Entre écarts contestés, pièces contractuelles divergentes et bataille de communication, le dossier FRIVAO s’enlise dans une guerre des chiffres où la vérité judiciaire peine à émerger.
À mesure que le dossier FRIVAO progresse, une question s’impose avec insistance : assiste-t-on à la mise au jour d’un scandale financier ou à une construction accusatoire fragilisée par des chiffres contestés ? Au cœur de la controverse, un écart de 3,3 millions de dollars, devenu le symbole d’un affrontement entre version officielle et ligne de défense.
Le communiqué n°026 du ministère de la Justice évoque une demande initiale de 700 000 dollars, suivie d’un décaissement de 4 millions de dollars au profit de l’ICCN. Une lecture qui alimente les soupçons de détournement. Mais les documents contractuels versés au dossier par la défense de Chancard Bolukola présentent une réalité différente : un devis global validé de 4 200 323,8 dollars, ventilé en plusieurs postes précis – préjudices matériels, environnementaux, physiques et moraux, réhabilitation administrative, main-d’œuvre et imprévus. Nulle trace, dans ces pièces, du montant de 700 000 dollars comme base contractuelle.
Dès lors, le débat se déplace. Il ne s’agit plus uniquement de suivre la trace de l’argent, mais de comprendre l’origine du chiffre qui fonde l’accusation. Est-il issu d’un rapport préliminaire, d’une estimation partielle ou d’une interprétation erronée ? L’absence de clarté sur ce point nourrit un doute qui, à lui seul, fragilise la lecture officielle du dossier.

Une bataille de récits
L’affaire FRIVAO ne se joue pas seulement dans les prétoires. Elle se déroule aussi dans l’espace public, où chaque camp tente d’imposer sa version. D’un côté, les autorités judiciaires mettent en avant des irrégularités présumées, notamment des décaissements qui auraient échappé aux procédures de passation des marchés publics. De l’autre, la défense évoque des dépenses justifiées, des montants conformes aux engagements contractuels et des transactions traçables.
Cette confrontation de récits transforme le dossier en une véritable bataille de perception. Le chiffre devient un outil, voire une arme. Et dans ce duel, la complexité technique des dossiers financiers laisse souvent place à des interprétations simplifiées, parfois hâtives.
Des zones d’ombre persistantes
Certaines interrogations demeurent néanmoins difficiles à éluder. Des sociétés citées dans le dossier, telles que Global Assurance et Architecture Tropic, n’auraient pas pu être localisées par les huissiers. Par ailleurs, des montants importants auraient été engagés en dehors des cadres légaux, pour un total estimé à 34,6 millions de dollars par des organisations de la société civile.

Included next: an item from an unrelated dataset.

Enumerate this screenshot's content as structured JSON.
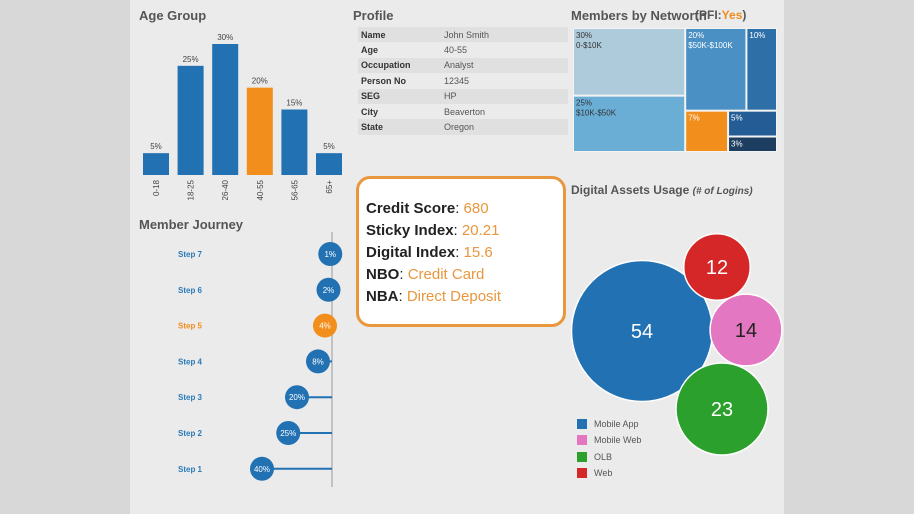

Ces éléments, s’ils sont avérés, constituent des signaux d’alerte sérieux. Ils justifient pleinement l’ouverture d’une procédure judiciaire. Mais ils ne suffisent pas, à ce stade, à établir de manière définitive une culpabilité. Entre soupçon et preuve, la frontière reste essentielle.
Le risque d’une vérité brouillée
Dans ce contexte, le principal danger n’est pas seulement l’existence d’éventuelles irrégularités, mais la confusion qu’elles génèrent. Car une accusation fondée sur des bases imprécises ou mal établies peut affaiblir l’ensemble du processus judiciaire.
La vérité, dans l’affaire FRIVAO, semble aujourd’hui prise en étau entre deux risques : celui d’être étouffée par des considérations politiques ou médiatiques, et celui d’être déformée par une lecture partielle des faits financiers.
L’exigence du temps judiciaire
Le renvoi de l’audience du 21 avril, en raison de l’absence des avocats de la défense, rappelle que le temps judiciaire ne coïncide pas toujours avec celui de l’opinion. Là où le public attend des réponses immédiates, la justice exige vérifications, confrontations et débats contradictoires.
C’est précisément dans cette temporalité plus lente que peut émerger une vérité solide, étayée par des preuves et non par des impressions.
Une affaire révélatrice
Au-delà des montants et des protagonistes, le dossier FRIVAO met en lumière une réalité plus large : la difficulté de traiter des affaires financières complexes dans un environnement marqué par la pression politique et la surmédiatisation.
La question posée – vérité étouffée ou chiffres trafiqués – reste, pour l’heure, ouverte. Mais une certitude s’impose : seule une instruction rigoureuse, menée à l’abri des interférences, permettra d’y répondre.
En attendant, le dossier FRIVAO continue de naviguer dans une zone grise, où les chiffres parlent… mais ne disent pas encore toute la vérité.